Anyway, I am a type of guy who, even though I seem to exude confidence, sometimes, and a lot more recently, I lack it. I aren’t happy with a number of things in my life, and whilst I ignore them a lot of the time, it often doesn’t take long for me to become aware of them as soon as I’ve left the house.

But nevertheless, I try not to let my new found “body anxiety” hold me back. I still leave the house, I still dress how I want, and I just roll with it. Recently, it has begun to pay off though, as over the last few weeks, the random comments from passersby, which are positive comments or compliments, have been unexpected.

It all started at Pride, when I saw a colleague before going. I was wearing my white and black fade Dr Martens, sports socks with pink stripes, lavender dungarees covered in patches, a t-shirt that said “Puff Love” and I had purple glitter in my hair. It wasn’t until I want back to work after Pride that I had other colleagues asking to see pictures because this colleague had said how nice I looked.

Cut to the week after, I was casually doing some shopping in the supermarket, I was looking for a small loaf of bread (because I don’t eat a lot of it and didn’t want to be wasteful by letting a full loaf go mouldy), when a lady approached me and said: “I just have to say, I love your hair, the colour and style, it’s lovely” – bearing in mind, I have had gray hair since October last year and worn it in the same style for quite some time now, it was nice to hear.

And now, flashback to the weekend of Humber Street Sesh in Hull. I was fairly pedestrian that day because I didn’t want any nice clothes to get too dirty walking around a “festival”, but I still shoved on my gold hi-tops. Once my friend and I left, we went to grab some food, and as we left the fish shop, someone complimented me on my shoes.

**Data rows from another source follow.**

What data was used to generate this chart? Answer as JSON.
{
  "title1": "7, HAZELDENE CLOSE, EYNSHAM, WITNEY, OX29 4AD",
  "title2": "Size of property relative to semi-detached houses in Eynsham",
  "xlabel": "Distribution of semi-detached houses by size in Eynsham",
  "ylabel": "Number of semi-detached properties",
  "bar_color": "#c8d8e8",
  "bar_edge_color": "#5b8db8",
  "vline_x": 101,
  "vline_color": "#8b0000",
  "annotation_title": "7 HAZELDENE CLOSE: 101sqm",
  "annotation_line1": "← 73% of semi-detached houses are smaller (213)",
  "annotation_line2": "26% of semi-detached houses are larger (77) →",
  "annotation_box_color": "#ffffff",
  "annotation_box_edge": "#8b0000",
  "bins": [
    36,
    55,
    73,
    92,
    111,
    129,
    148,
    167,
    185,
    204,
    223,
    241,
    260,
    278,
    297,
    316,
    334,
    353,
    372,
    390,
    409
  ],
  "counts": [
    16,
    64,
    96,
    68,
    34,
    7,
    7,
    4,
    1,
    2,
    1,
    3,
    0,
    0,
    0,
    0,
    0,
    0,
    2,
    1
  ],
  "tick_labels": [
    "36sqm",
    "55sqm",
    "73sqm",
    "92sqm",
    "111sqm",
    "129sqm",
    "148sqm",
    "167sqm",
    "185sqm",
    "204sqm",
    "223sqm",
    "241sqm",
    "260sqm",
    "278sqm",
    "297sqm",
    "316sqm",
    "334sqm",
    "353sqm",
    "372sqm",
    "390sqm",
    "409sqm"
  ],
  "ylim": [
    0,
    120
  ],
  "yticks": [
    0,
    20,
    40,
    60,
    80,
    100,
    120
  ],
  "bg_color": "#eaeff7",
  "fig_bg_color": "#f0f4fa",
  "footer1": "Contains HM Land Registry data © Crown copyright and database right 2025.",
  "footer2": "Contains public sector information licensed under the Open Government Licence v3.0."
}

Now, these things may seem minute, and not that important, but to someone like me, they are everything. When I am facing such a weird hole of despair regarding the way I look, it is truly precious when someone just picks up on something and compliments me. It’s that idea of “random acts of kindness”, and it really is something to consider. One word, or even one simple sentence, can change a persons day and you may just be saving someone from feelings of self-doubt.

Lesson for the day: do random acts of kindness.